The ECFS working group supports the emerging European Consortium to meet and to gather preliminary data for applying for a substantive European research grant. As introduced, independent initiatives (French, British, Irish, Italian, Belgian and Czech) have been conducted in several European countries, so first steps will be to reassemble all these studies. Then, when research grants will be obtained, the scientific project will be to sequence the genomes of the CF patients included with a several stages project: 1) patients’ recruitment from the CF participating centers in Europe (~9,000 to 10,000 patients); 2) establishment of a collection of well defined clinical data on a longitudinal basis; 3) DNA storage in European biobanks; 4) genetic analyses based on GWAS with the use of linked haplotype and single nucleotide polymorphism markers; 5) further genotype/phenotype association analyses, 6) replication in independent CF cohorts.

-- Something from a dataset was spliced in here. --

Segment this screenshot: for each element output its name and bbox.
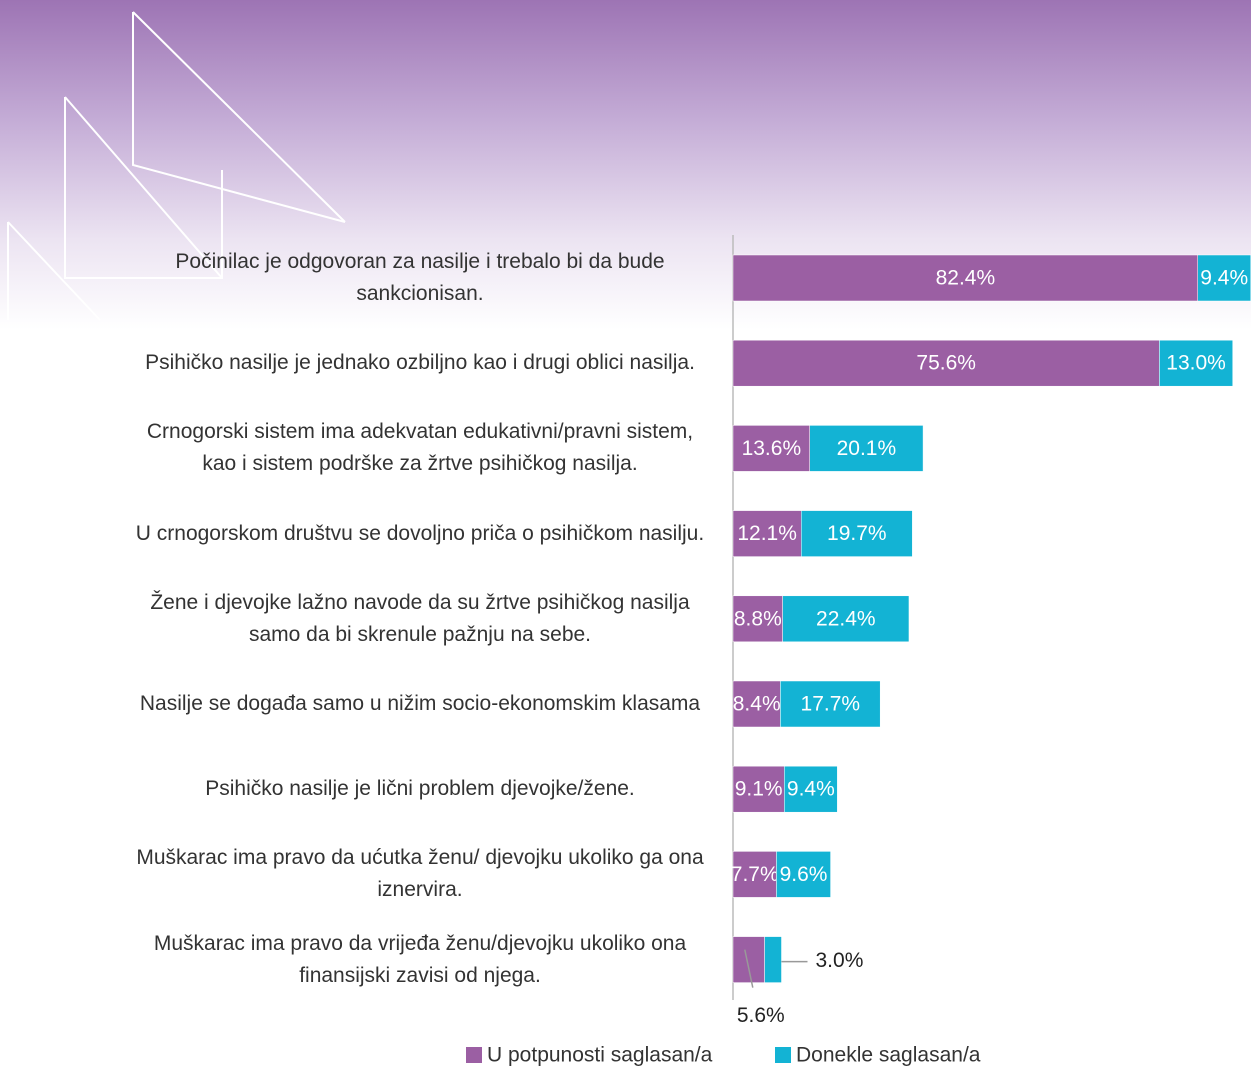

The expected outcome of the working group will be to support the emerging “European CF Modifier gene Consortium” to meet and to combine preliminary “local” data. As such, the group would be able to apply for a substantial European research grant for the completion of the scientific project.
The goals of the scientific project will be to identify genetic variants involved in CF disease severity. The information derived from the study might also find hitherto unknown proteins and pathways involved in the disease, and as such identify new targets for the development of new therapies.